Mas e hoje? Qual a importância da data para nós, empresas e funcionários?

Além da data ter um caráter comemorativo, para recordar a luta de todos os trabalhadores, é, também, uma data para homenagear, valorizar e respeitar ainda mais todos os tipos de trabalho e as pessoas que os exercem – os trabalhadores.

Reconhecer o trabalho de um funcionário, ou colega de trabalho, valorizá-lo e recompensá-lo justamente por aquilo que ele faz, agrega não só ao vínculo que se tem com ele, mas, principalmente, a forma com que este funcionário ou colega enxerga a si mesmo e o trabalho que realiza, e, além disso, o motiva a se dedicar ainda mais.

Neste sentido, e diante desta data tão espacial, a GHF – Go Health Foods – se alegra em poder conviver, trabalhar e caminhar ao lado de pessoas que amam e se dedicam todos os dias para oferecer e levar comida de verdade da Amazônia para o mundo.

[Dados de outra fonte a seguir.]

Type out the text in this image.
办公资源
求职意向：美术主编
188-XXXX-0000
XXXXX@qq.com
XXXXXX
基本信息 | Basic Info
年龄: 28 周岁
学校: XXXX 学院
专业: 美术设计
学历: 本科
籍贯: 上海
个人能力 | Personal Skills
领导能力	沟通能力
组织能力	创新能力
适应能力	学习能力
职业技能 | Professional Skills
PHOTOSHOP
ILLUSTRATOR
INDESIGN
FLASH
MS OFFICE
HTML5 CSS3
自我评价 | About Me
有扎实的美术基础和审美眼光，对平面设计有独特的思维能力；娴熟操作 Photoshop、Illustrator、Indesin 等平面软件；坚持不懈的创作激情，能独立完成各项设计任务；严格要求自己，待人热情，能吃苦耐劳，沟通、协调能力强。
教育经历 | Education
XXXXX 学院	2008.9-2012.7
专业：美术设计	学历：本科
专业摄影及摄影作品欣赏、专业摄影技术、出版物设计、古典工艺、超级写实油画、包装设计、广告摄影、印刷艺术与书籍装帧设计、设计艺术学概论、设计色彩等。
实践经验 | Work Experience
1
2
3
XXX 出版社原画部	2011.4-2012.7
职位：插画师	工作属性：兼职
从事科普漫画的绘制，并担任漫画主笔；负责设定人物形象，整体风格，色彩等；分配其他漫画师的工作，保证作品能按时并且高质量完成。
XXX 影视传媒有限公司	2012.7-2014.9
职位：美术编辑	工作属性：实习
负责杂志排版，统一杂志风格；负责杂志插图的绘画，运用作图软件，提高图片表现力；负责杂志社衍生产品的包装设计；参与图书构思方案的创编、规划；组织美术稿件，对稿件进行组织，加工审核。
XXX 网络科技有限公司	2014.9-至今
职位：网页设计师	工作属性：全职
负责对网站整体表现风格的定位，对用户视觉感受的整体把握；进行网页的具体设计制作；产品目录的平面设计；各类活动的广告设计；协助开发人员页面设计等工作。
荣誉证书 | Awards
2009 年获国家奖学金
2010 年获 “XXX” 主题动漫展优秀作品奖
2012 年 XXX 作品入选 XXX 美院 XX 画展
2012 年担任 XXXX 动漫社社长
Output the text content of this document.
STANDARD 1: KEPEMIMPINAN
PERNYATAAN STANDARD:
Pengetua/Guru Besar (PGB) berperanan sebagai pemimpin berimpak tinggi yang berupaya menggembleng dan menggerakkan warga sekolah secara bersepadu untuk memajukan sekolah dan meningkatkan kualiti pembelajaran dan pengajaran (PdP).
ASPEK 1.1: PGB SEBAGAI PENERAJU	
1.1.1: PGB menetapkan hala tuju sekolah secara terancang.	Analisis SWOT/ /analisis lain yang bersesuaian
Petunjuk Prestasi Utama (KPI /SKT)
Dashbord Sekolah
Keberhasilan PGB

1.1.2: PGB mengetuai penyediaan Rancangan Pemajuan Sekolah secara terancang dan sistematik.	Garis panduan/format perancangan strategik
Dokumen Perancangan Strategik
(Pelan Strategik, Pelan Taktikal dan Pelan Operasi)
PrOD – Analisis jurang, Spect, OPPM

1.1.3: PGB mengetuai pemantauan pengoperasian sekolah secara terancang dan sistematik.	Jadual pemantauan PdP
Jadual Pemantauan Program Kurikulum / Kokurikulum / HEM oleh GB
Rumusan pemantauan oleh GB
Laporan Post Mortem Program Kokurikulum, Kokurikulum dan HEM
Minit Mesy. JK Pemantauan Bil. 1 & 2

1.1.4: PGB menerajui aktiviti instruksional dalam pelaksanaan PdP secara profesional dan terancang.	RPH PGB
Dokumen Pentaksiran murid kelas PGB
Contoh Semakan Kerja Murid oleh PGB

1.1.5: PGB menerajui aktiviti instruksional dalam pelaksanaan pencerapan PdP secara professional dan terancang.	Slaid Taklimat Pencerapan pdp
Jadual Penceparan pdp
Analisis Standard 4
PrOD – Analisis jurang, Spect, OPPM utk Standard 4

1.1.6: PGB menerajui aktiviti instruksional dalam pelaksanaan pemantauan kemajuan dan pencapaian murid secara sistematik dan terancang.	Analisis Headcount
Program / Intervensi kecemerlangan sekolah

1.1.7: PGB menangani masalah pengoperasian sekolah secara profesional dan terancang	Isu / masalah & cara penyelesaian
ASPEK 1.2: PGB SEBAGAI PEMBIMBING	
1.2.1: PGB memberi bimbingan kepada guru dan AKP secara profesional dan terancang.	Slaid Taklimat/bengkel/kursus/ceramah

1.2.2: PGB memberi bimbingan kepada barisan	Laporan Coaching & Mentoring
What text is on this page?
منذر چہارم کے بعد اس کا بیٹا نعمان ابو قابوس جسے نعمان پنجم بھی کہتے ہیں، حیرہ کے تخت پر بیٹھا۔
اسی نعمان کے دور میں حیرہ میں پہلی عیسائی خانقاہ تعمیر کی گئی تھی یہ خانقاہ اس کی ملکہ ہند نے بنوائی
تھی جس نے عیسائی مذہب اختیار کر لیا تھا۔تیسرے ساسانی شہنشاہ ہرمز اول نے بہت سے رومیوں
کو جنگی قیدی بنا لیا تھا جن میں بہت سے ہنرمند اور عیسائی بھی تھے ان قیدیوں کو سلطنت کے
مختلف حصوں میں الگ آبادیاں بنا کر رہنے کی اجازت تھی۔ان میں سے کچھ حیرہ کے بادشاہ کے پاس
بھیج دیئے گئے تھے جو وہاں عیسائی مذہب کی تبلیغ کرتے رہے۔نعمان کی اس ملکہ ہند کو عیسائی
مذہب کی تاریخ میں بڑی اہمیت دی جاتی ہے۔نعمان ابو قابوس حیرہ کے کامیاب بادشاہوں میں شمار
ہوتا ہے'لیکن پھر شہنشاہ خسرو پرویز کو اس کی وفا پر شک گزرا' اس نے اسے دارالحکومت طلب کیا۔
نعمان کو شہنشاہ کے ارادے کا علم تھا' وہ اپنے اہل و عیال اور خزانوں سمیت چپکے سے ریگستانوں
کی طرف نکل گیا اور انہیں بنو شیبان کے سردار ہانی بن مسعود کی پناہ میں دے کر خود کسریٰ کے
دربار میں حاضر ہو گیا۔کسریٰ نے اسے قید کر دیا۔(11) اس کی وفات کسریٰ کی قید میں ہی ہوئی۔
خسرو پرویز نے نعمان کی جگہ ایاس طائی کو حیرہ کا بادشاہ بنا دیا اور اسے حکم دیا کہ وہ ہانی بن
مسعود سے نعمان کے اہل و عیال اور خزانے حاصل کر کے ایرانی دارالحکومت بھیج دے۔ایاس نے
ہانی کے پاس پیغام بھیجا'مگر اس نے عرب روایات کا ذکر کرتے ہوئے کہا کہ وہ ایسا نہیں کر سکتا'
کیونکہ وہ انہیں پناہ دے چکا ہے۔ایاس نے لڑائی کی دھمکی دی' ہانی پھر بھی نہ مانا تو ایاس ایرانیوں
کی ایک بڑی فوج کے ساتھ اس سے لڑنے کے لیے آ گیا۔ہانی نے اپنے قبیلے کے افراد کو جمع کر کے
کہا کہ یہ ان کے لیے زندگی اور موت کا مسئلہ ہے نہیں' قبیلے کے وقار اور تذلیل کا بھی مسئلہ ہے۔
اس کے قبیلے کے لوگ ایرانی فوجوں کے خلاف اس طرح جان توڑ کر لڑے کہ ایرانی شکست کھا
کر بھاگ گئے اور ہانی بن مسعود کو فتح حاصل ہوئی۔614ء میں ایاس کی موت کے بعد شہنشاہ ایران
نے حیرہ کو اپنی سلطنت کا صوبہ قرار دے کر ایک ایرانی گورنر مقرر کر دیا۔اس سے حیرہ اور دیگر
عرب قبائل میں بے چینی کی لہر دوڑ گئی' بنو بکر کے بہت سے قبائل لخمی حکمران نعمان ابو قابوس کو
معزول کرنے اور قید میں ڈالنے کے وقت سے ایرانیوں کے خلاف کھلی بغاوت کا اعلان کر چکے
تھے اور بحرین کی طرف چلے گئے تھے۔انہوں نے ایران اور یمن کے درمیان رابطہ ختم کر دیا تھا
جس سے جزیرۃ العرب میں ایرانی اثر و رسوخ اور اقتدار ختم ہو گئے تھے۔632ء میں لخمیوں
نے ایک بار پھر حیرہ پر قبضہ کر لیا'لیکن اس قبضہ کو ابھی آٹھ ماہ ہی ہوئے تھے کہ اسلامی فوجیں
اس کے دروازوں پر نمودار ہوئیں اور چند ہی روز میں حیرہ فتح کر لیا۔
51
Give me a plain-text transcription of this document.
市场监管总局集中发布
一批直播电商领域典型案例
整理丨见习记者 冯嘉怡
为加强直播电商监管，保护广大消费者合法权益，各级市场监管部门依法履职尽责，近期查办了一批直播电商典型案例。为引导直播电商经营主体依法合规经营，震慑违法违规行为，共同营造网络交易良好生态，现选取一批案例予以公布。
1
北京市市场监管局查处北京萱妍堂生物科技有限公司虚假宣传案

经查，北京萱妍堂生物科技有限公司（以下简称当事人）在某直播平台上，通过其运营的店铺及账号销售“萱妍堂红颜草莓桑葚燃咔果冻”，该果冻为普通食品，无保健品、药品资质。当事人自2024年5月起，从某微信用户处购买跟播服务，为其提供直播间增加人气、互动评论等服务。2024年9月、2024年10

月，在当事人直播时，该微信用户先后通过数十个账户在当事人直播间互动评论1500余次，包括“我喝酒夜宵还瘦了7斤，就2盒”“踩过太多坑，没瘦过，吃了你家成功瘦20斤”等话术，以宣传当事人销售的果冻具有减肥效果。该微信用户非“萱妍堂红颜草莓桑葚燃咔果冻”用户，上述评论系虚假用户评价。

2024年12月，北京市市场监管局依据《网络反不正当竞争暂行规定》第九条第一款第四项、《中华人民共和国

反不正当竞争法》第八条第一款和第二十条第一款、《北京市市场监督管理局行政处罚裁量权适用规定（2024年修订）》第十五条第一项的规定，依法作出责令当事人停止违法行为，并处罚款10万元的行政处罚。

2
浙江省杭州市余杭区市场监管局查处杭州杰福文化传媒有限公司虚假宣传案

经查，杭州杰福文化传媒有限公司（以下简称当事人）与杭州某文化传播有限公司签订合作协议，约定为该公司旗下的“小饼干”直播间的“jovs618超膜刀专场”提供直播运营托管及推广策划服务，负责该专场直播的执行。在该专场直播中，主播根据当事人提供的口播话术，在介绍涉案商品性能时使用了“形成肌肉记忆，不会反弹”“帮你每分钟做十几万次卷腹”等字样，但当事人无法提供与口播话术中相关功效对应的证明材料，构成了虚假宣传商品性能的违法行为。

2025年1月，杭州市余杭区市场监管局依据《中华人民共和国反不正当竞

A GHF preza pelo cuidado e conservação das florestas e não renuncia que este cuidado, bem como a extração dos produtos oferecidos (castanha-do-pará, cacau, semente de cumaru e açaí), seja feito por quem faz isso há gerações – as comunidades tradicionais e povos guardiões da região.

Assim, a GHF reconhece e incentiva a sabedoria secular desses povos, fomentando um comércio justo, uma remuneração digna e adequada e, também, oferecendo condições de trabalho seguras e meios de vida decentes para os povos da floresta.